The failure to reach the required two-thirds support threshold means PJM’s Board of Managers will now craft and advance its own plan, with a target of filing with federal regulators by December 2025. The stakes are enormous: PJM projects roughly 32 gigawatts of new electricity demand by 2030, with about 30 GW of that coming from data centers alone.
To put that in perspective, 30 GW is enough to power more than 20 million households.
Why 12 proposals failed and what comes next
PJM launched what it calls a Critical Issue Fast Path, or CIFP, process to fast-track solutions for managing large power loads connecting to the grid. The process generated a dozen stakeholder proposals, reflecting the wide range of interests at play: utilities, power generators, large industrial consumers, and the data center operators themselves all have different views on who should bear the costs and risks of this massive buildout.

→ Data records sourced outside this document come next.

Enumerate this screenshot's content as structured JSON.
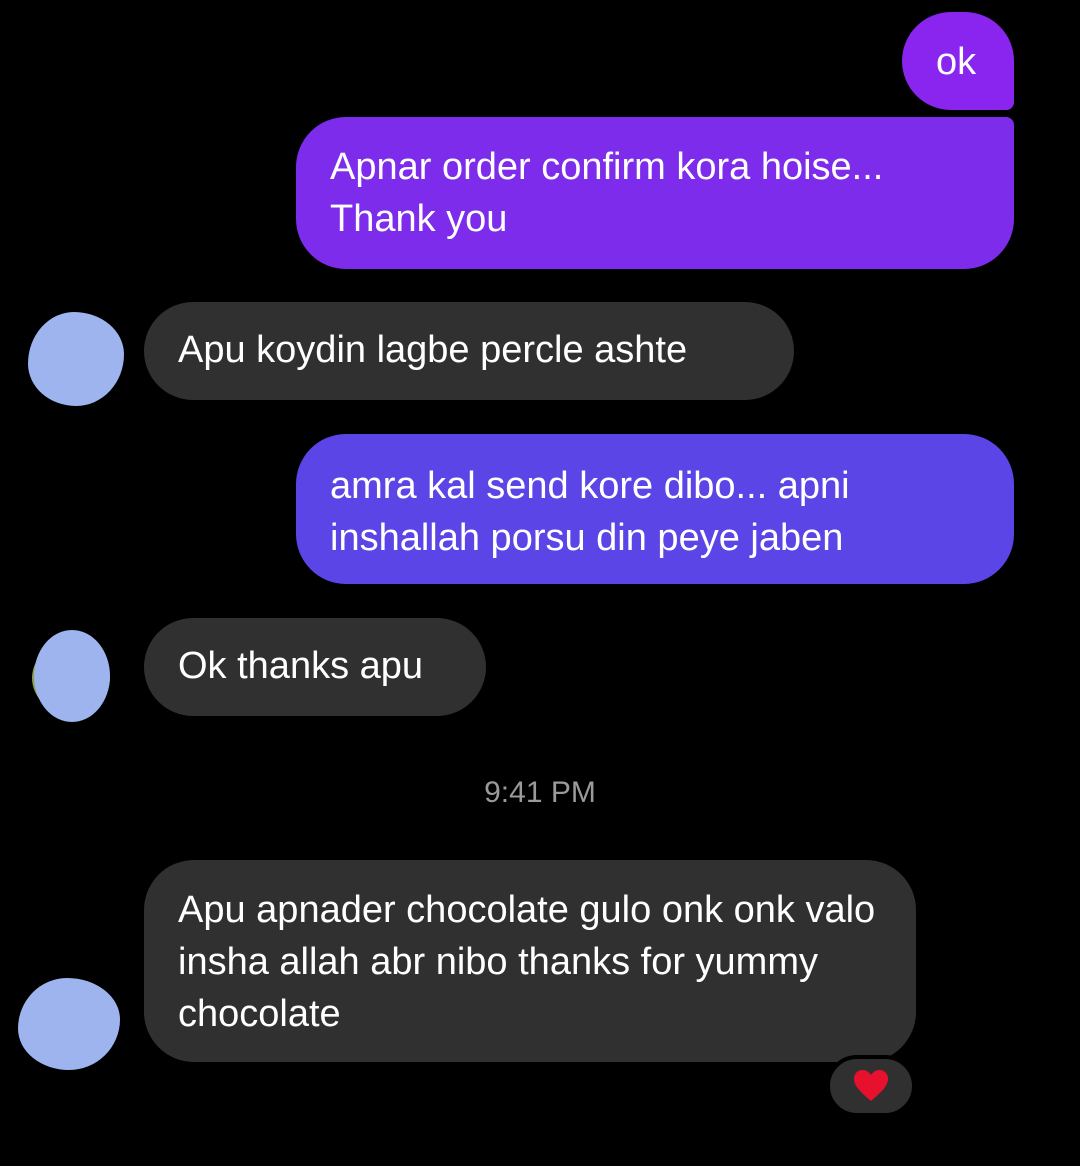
{
  "messages": [
    {
      "id": "ok",
      "direction": "outgoing",
      "text": "ok"
    },
    {
      "id": "confirm",
      "direction": "outgoing",
      "text": "Apnar order confirm kora hoise... Thank you"
    },
    {
      "id": "koydin",
      "direction": "incoming",
      "text": "Apu koydin lagbe percle ashte"
    },
    {
      "id": "send",
      "direction": "outgoing",
      "text": "amra kal send kore dibo... apni inshallah porsu din peye jaben"
    },
    {
      "id": "thanks",
      "direction": "incoming",
      "text": "Ok thanks apu"
    },
    {
      "id": "chocolate",
      "direction": "incoming",
      "text": "Apu apnader chocolate gulo onk onk valo insha allah abr nibo thanks for yummy chocolate"
    }
  ],
  "timestamp": "9:41 PM",
  "reaction": {
    "icon": "heart-icon",
    "color": "#e8112d"
  },
  "colors": {
    "background": "#000000",
    "outgoing_top": "#8a25ef",
    "outgoing_bottom": "#5b45e6",
    "incoming": "#303030",
    "avatar_redaction": "#9db4ee"
  }
}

With the vote behind them, PJM’s board now takes the wheel. The plan is to develop its own proposal and file it with the Federal Energy Regulatory Commission, or FERC, potentially by December 2025.

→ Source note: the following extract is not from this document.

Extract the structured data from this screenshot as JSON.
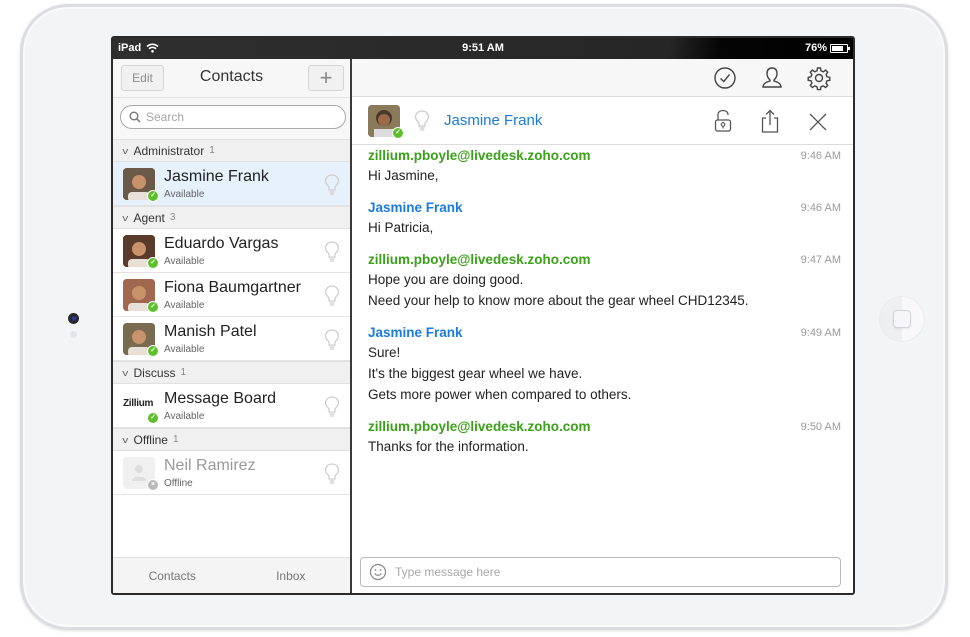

Looking further ahead, PJM has signaled that 2026 will bring continued work on what it calls “connect-and-manage” strategies, along with curtailment options.
The price tag is already showing up on utility bills
Electricity bills in some areas have climbed by as much as 29% since July 2024, driven in part by capacity auction price spikes.
If the capacity situation goes unaddressed, projected additional costs could reach $163 billion from 2028 to 2032.
What this means for energy markets and investors
The sheer scale of projected demand, 32 GW by 2030, represents a generational investment opportunity in power generation and grid infrastructure. Capacity prices in PJM auctions have already spiked, and if data center load growth materializes as projected, the trend is unlikely to reverse.
Demand response, where large consumers agree to reduce usage during peak periods in exchange for financial incentives, could become a critical tool for managing the data center load. Some industry participants argue it should be a condition of interconnection for large loads.
PJM is not the only grid operator grappling with data center demand, but it is the largest and often sets the template for how other regional transmission organizations handle similar challenges. Whatever framework PJM and FERC ultimately adopt will likely influence policy across the country, shaping everything from interconnection timelines to cost allocation methodologies for years to come.